Why Have I Not Been Writing?


Why have I Not Been Writing? 


1. I've been lazy. 
I am REALLY good at procrastinating and as much as I have wanted to write, I have been putting it off. 

2. I have been feeling uninspired. 
I wrote most of my blog posts either leading up to Zambia or while I was living there. Everything was new and exciting. I felt like people would read what I had to say because I was having this unique experience. 

I have since gone back to "normal life" and I am having a harder time finding things to write about. 

3. I have not been trusting my voice. 
I don't know a ton of people who have been to Zambia. I was able to bring something new and different to the newsfeeds of those following me. I trusted that my experience and the lessons that I was learning were valid. I trusted my voice to tell the story of my time in Zambia. 

I have sat down to write a blog post since I have been back and felt like I had nothing to bring. "My life is not the same type of exciting." "People might disagree with this or that." "No one is going to read this." I know these things are not all true but thoughts of this nature have been holding me back from sharing. Even now I feel that this post may not even be worth publishing. 

Friends, I am here to say that I am trying to be done with this. While praying one day I felt the Lord convicting me about these things.  Though it may be small, he has given me a platform and a voice. He has given me passions and a way to share those with people. He has given me a very interesting and crazy life no matter the continent that I am serving Him on. My blog became about me as opposed to being about giving glory to God and that's what this is all about. That is what my life is all about. 

I want to be a big arrow pointing people to Jesus. BUT sometimes this arrow is broken. Sometimes it does stupid stuff.  Sometimes it points in the wrong direction. Sometimes it is dirty and beat up. Thankfully, I serve a God who fixes my broken pieces. A God who tells me I am being ridiculous and helps me to be better. A God who guides me and points me in the right direction. A God who cleans me off and loves me in the midst of it all. That my friends, is why I am writing this today. 

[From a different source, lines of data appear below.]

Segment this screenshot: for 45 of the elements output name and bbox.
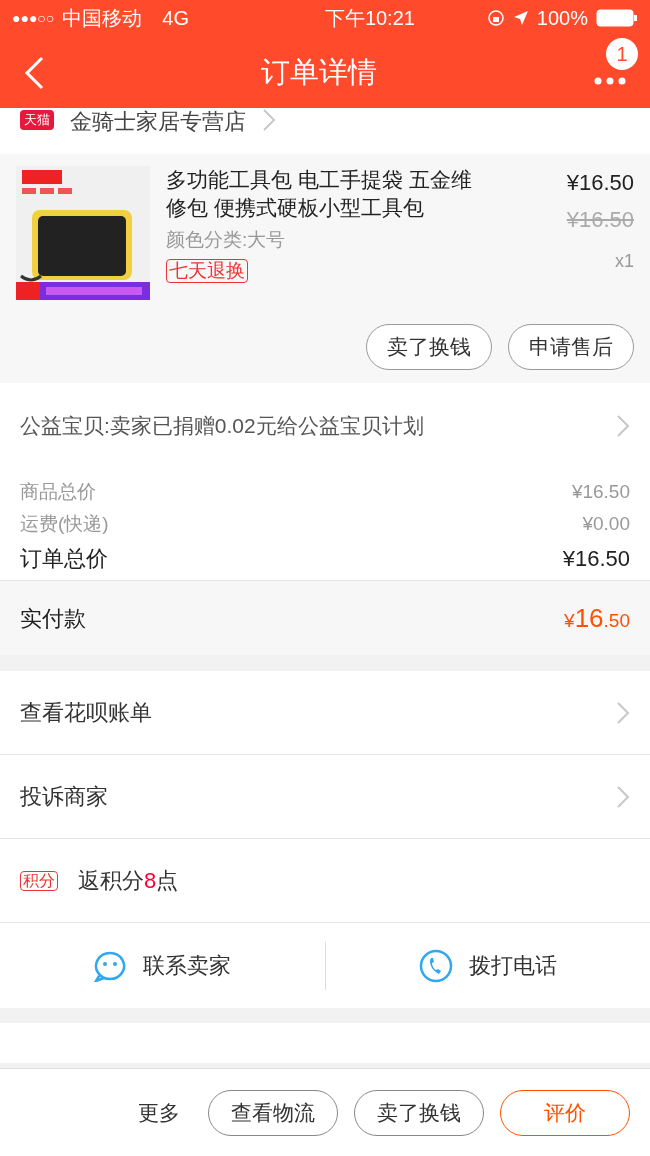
location-arrow-icon <box>512 10 529 26</box>
page-title: 订单详情 <box>261 55 377 91</box>
order-action-button[interactable]: 卖了换钱 <box>354 1089 484 1136</box>
rotation-lock-icon <box>486 9 505 27</box>
summary-value: ¥0.00 <box>582 511 630 536</box>
payment-label: 实付款 <box>20 604 86 633</box>
back-icon[interactable] <box>24 56 44 90</box>
summary-value: ¥16.50 <box>571 479 630 504</box>
order-action-button[interactable]: 申请售后 <box>508 324 634 370</box>
phone-icon <box>418 948 453 983</box>
chevron-right-icon <box>262 108 276 132</box>
order-action-button[interactable]: 查看物流 <box>208 1089 338 1136</box>
product-price: ¥16.50 <box>566 169 634 197</box>
carrier-name: 中国移动 <box>62 6 143 31</box>
contact-button[interactable]: 联系卖家 <box>93 949 232 982</box>
order-action-button[interactable]: 卖了换钱 <box>366 324 492 370</box>
more-icon[interactable] <box>594 77 626 85</box>
network-type: 4G <box>162 6 189 31</box>
points-badge: 积分 <box>20 870 58 891</box>
summary-label: 运费(快递) <box>20 511 109 536</box>
summary-label: 订单总价 <box>20 544 108 573</box>
status-time: 下午10:21 <box>324 6 415 31</box>
chat-icon <box>93 949 128 982</box>
return-policy-tag: 七天退换 <box>166 258 248 283</box>
summary-label: 商品总价 <box>20 479 96 504</box>
menu-row[interactable]: 查看花呗账单 <box>0 671 650 755</box>
chevron-right-icon <box>616 700 630 725</box>
tmall-badge: 天猫 <box>20 110 54 130</box>
signal-strength: ●●●○○ <box>12 8 55 28</box>
contact-button[interactable]: 拨打电话 <box>418 948 557 983</box>
product-variant: 颜色分类:大号 <box>166 228 287 252</box>
battery-icon <box>596 9 638 27</box>
product-title[interactable]: 多功能工具包 电工手提袋 五金维修包 便携式硬板小型工具包 <box>166 166 484 222</box>
chevron-right-icon <box>616 413 630 438</box>
points-text: 返积分8点 <box>78 867 179 895</box>
notification-badge: 1 <box>606 38 638 70</box>
more-button[interactable]: 更多 <box>138 1096 180 1129</box>
shop-name[interactable]: 金骑士家居专营店 <box>70 105 246 138</box>
summary-value: ¥16.50 <box>562 544 630 573</box>
battery-percent: 100% <box>536 6 588 31</box>
original-price: ¥16.50 <box>566 206 634 234</box>
chevron-right-icon <box>616 784 630 809</box>
menu-row[interactable]: 投诉商家 <box>0 755 650 839</box>
payment-amount: ¥16.50 <box>564 601 630 635</box>
product-quantity: x1 <box>615 250 634 273</box>
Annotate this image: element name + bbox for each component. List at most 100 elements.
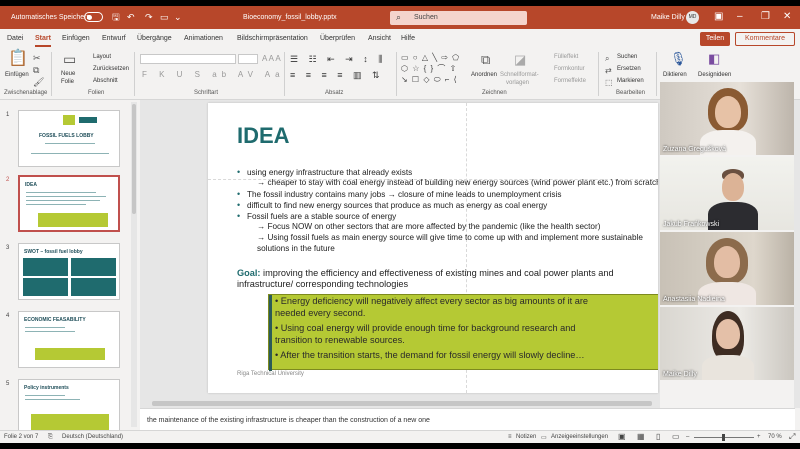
arrange-button[interactable]: Anordnen [471, 72, 497, 78]
copy-icon[interactable]: ⧉ [33, 64, 39, 76]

I wasn't planning on saying all of that but there it is.

:)   

Comments

  1. Hmmmm...sounds to me like you have a voice with something significant to say! And you have an audience! Your struggles are precisely what people want to hear. What they are, how you and God get through them and how others may do the same. Write and clariry, purpose, understanding and how God works will come. I, for one, enjoy your writing.